By analyzing existing cross correlation between Retail Estates NV and Merit Medical Systems, you can compare the effects of market volatilities on Retail Estates and Merit Medical and check how they will diversify away market risk if combined in the same portfolio for a given time horizon. You can also utilize pair trading strategies of matching a long position in Retail Estates with a short position of Merit Medical. Check out your portfolio center. Please also check ongoing floating volatility patterns of Retail Estates and Merit Medical.
Diversification Opportunities for Retail Estates and Merit Medical
-0.79 | Correlation Coefficient |
Pay attention - limited upside
The 3 months correlation between Retail and Merit is -0.79. Overlapping area represents the amount of risk that can be diversified away by holding Retail Estates NV and Merit Medical Systems in the same portfolio, assuming nothing else is changed. The correlation between historical prices or returns on Merit Medical Systems and Retail Estates is a relative statistical measure of the degree to which these equity instruments tend to move together. The correlation coefficient measures the extent to which returns on Retail Estates NV are associated (or correlated) with Merit Medical. Values of the correlation coefficient range from -1 to +1, where. The correlation of zero (0) is possible when the price movement of Merit Medical Systems has no effect on the direction of Retail Estates i.e., Retail Estates and Merit Medical go up and down completely randomly.
Pair Corralation between Retail Estates and Merit Medical
Assuming the 90 days horizon Retail Estates NV is expected to under-perform the Merit Medical. But the stock apears to be less risky and, when comparing its historical volatility, Retail Estates NV is 1.11 times less risky than Merit Medical. The stock trades about -0.07 of its potential returns per unit of risk. The Merit Medical Systems is currently generating about 0.33 of returns per unit of risk over similar time horizon. If you would invest 9,250 in Merit Medical Systems on October 22, 2024 and sell it today you would earn a total of 650.00 from holding Merit Medical Systems or generate 7.03% return on investment over 90 days.

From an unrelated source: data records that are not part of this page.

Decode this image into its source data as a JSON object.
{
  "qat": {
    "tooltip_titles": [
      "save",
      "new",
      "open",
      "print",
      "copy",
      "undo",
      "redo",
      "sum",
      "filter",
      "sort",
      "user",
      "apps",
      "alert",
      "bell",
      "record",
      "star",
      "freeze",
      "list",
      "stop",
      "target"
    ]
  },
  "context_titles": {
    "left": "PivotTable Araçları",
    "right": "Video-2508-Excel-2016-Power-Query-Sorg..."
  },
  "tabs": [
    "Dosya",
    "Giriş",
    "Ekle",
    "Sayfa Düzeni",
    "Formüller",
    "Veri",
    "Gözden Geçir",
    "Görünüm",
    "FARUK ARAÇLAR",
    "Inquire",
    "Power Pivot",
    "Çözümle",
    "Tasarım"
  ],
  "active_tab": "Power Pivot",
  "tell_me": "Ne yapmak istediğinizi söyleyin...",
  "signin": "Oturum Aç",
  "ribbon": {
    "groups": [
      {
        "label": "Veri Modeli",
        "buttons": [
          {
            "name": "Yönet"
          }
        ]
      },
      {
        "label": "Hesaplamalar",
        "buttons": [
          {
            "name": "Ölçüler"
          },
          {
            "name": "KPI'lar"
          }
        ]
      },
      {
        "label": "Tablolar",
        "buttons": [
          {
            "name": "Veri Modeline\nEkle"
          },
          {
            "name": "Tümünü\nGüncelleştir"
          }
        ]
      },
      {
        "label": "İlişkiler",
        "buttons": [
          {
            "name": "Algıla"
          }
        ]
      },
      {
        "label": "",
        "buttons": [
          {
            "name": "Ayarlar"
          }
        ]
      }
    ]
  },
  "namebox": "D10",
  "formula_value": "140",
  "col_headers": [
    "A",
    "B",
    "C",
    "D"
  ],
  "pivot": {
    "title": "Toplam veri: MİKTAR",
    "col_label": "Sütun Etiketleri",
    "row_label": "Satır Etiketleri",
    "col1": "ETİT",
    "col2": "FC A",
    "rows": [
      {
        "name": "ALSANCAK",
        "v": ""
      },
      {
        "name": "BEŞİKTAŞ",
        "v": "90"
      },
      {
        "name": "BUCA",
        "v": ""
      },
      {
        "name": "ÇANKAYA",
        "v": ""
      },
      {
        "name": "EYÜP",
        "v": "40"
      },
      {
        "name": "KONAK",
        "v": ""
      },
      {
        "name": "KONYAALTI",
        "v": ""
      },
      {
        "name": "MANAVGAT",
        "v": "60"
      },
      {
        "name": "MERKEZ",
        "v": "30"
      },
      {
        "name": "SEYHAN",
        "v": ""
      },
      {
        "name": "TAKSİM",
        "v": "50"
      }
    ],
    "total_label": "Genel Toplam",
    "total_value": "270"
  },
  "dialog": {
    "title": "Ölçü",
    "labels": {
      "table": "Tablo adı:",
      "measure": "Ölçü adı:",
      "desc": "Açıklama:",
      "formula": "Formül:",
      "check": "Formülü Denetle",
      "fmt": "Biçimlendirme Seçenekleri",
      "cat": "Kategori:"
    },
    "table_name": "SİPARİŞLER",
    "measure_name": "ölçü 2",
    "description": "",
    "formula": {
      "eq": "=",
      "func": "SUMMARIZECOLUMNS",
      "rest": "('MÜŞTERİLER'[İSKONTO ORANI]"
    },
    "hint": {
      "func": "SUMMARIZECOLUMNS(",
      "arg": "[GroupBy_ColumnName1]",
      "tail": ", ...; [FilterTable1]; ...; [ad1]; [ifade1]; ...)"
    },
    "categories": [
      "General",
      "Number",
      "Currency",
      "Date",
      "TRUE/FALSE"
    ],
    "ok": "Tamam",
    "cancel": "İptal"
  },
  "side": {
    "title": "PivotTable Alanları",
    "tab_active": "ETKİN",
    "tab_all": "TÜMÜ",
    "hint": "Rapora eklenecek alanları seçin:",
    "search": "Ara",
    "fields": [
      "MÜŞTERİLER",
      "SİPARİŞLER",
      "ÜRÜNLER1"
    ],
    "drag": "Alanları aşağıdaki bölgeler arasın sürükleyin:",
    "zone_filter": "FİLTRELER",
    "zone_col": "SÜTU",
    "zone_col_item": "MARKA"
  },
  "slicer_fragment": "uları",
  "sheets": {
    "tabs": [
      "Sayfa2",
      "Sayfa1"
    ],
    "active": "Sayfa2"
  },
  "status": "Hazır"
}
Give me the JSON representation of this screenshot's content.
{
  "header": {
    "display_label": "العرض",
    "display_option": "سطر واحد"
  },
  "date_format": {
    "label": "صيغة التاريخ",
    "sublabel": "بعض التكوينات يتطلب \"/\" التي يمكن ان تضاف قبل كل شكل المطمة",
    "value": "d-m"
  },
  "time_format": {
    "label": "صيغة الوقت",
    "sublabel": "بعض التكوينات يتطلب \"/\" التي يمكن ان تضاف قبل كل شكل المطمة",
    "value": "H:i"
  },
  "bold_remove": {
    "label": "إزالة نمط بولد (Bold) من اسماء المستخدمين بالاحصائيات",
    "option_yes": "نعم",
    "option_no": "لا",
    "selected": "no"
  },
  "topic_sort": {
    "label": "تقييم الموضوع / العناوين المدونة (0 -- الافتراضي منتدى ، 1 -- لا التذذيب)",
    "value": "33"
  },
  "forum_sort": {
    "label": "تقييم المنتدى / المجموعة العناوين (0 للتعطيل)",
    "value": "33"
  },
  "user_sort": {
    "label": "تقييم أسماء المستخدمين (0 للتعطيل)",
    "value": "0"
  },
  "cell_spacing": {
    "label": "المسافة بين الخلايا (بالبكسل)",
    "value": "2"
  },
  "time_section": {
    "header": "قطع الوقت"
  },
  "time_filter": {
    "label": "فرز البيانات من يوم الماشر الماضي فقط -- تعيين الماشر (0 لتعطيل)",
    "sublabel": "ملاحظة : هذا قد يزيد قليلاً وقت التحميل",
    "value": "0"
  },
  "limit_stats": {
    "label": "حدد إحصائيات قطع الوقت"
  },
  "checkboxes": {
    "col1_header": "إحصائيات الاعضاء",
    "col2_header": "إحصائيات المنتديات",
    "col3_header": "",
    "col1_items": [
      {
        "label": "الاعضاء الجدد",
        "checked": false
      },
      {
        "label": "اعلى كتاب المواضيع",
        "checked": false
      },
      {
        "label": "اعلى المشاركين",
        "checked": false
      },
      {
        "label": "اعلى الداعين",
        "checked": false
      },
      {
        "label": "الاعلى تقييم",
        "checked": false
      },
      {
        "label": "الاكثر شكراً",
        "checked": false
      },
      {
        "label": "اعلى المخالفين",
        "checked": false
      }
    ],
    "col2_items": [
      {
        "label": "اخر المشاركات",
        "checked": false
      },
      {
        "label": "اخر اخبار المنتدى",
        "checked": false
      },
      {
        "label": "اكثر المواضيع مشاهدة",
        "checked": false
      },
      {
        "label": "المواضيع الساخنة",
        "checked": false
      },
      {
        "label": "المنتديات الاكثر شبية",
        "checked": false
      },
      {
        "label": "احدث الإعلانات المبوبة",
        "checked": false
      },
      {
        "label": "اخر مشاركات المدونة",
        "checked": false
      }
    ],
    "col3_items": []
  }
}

Time Period | 3 Months [change] |
Direction | Moves Against |
Strength | Weak |
Accuracy | 100.0% |
Values | Daily Returns |
Retail Estates NV vs. Merit Medical Systems
Performance |
Timeline |
Retail Estates NV |
Merit Medical Systems |
Retail Estates and Merit Medical Volatility Contrast
Predicted Return Density |
Returns |
Pair Trading with Retail Estates and Merit Medical
The main advantage of trading using opposite Retail Estates and Merit Medical positions is that it hedges away some unsystematic risk. Because of two separate transactions, even if Retail Estates position performs unexpectedly, Merit Medical can make up some of the losses. Pair trading also minimizes risk from directional movements in the market. For example, if an entire industry or sector drops because of unexpected headlines, the short position in Merit Medical will offset losses from the drop in Merit Medical's long position.Retail Estates vs. Tradegate AG Wertpapierhandelsbank | Retail Estates vs. Endeavour Mining PLC | Retail Estates vs. Canon Marketing Japan | Retail Estates vs. GALENA MINING LTD |
Merit Medical vs. Khiron Life Sciences | Merit Medical vs. United States Steel | Merit Medical vs. COSMOSTEEL HLDGS | Merit Medical vs. MOUNT GIBSON IRON |
Check out your portfolio center.Note that this page's information should be used as a complementary analysis to find the right mix of equity instruments to add to your existing portfolios or create a brand new portfolio. You can also try the Correlation Analysis module to reduce portfolio risk simply by holding instruments which are not perfectly correlated.